For one, hundreds of fun-loving, dance-loving, music-loving teenagers and young adults looking to better their lives.
But when Brenda Scott, development director of Flying High Inc. of Youngstown and the sponsor of the event, asked them how many had ever been involved with a gang, more than a dozen raised their hands.
What? Gang members? These couldn’t be the same nice kids.
But when she asked why they were drawn to a gang, they gave reasons that sounded a whole lot more like average high school peer pressure than the popular conception of drug dealing for money.
The reasons they gave were boredom, to be popular, to fit in, for protection and security, to meet girls.
Through a four-act skit and conversation with the kids, a message came across: Chose your friends and your lifestyle wisely, because in Youngstown, making bad choices can get you killed.
Flying High Inc., a 14-year-old nonprofit organization on South Meridian Road in Youngstown, developed the two-day leadership seminar as a way to encourage kids to be leaders within their schools and communities so that as many kids as possible will make good choices and have a good future, said Jeff Magada, who founded the organization.
As Magada explained, Youngstown’s poverty rate of 32.6 percent is the highest poverty rate in the country for a city its size.
“Through no fault of their own, they were born into one of the poorest places in America,” he said.
Flying High Inc. helps Youngstown youths age 12 to 21 find jobs, gives them instruction on how to be successful in life and provides recreation opportunities.
Friday’s night’s lessons on peer pressure and making good choices were interspersed with performances by dancing and singing groups such as Mane Atraktion, Legal Affect and Dangerous Squad.

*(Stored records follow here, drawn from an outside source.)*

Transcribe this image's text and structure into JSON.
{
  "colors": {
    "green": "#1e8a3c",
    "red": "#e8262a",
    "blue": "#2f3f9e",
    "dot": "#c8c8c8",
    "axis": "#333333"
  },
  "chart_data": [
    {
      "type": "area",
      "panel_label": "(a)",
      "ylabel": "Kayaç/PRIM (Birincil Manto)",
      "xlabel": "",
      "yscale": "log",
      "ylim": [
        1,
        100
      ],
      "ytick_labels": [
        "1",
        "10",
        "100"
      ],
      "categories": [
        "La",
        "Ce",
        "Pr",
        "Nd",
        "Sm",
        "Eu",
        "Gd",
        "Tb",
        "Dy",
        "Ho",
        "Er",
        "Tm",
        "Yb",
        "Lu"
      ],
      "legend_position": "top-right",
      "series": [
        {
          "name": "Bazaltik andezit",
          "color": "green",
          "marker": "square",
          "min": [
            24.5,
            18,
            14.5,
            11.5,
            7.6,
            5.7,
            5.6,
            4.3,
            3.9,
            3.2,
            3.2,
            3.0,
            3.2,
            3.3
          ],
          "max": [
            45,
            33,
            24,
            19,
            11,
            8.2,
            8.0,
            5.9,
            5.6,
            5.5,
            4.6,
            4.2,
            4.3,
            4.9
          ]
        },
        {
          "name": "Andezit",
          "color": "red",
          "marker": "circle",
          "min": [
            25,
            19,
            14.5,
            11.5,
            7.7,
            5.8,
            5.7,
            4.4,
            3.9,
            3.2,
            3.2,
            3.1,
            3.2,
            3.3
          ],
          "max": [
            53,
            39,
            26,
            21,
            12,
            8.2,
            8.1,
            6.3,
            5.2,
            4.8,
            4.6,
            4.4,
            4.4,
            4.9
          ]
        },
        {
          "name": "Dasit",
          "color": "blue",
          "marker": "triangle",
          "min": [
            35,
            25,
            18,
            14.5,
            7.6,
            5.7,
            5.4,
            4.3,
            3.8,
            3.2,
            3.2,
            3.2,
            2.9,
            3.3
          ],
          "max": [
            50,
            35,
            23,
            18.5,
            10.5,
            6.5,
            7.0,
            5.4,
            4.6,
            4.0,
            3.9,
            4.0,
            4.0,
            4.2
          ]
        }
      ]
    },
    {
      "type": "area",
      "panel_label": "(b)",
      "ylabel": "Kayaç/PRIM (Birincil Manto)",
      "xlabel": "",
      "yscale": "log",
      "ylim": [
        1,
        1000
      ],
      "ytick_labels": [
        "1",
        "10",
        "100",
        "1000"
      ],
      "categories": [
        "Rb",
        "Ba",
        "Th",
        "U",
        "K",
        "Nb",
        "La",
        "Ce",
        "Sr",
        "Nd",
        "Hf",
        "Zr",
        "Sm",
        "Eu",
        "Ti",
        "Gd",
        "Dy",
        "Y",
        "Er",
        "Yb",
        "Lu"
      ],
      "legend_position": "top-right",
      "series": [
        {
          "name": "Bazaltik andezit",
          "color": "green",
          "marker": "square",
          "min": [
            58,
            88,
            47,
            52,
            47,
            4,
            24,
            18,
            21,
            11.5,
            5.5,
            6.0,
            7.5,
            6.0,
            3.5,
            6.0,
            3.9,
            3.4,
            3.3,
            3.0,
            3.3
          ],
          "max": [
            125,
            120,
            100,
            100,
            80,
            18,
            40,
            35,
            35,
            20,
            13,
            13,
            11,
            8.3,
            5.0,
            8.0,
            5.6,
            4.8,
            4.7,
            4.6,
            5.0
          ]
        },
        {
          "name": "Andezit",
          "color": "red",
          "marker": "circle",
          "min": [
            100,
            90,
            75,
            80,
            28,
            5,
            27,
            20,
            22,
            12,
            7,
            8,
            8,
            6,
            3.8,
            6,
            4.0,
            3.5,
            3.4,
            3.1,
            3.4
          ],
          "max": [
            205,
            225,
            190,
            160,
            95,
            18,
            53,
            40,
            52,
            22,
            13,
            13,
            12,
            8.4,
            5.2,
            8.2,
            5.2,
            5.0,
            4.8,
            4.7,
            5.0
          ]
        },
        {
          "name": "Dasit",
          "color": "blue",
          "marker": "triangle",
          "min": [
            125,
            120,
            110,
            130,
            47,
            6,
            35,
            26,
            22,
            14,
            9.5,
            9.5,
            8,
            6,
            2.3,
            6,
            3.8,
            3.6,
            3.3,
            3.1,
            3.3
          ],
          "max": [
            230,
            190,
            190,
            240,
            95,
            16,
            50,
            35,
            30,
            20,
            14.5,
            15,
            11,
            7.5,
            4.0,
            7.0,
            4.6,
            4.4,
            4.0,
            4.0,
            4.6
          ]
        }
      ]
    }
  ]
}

Today’s main attraction is keynote speaker and author Edward DeJesus at 3:30 p.m. He is president and founder of the Youth Development and Research Fund of Maryland. But activities begin at 8:30 a.m., including a free lunch and giveaways. From 9 a.m. to 11:20 a.m., kids will be divided into groups by age and given lessons on topics such as destructive relationships and the value of education.
All activities are free.
The highlight of Friday night’s entertainment was a skit by Glen “Big Poppa” Williams of Youngstown, a 42-year-old South High School graduate who was a “gang banger” who sold drugs, did drugs, robbed and went to prison two times.
Williams and some helpers acted out scenes reminiscent of Williams’ own youth, showing a relationship with a girl ending in pregnancy and Williams denying that it was his, girls fighting, and boys getting mixed up in violence and murder.
After the skit, Williams took the microphone to speak out. “If I can stop [destructive behaviors], you can stop too,” he said.
“The choices are yours,” he said. “What do you want for yourself? We can be whatever we want to be. We definitely know we can be president, right?” he said.
“Are you being influenced or are you influencing?” Scott asked the crowd.
“Some of you can motivate people to get into a fight just by speaking,” she continued. “If you could use that energy for something positive, you could go a whole lot further,” she said.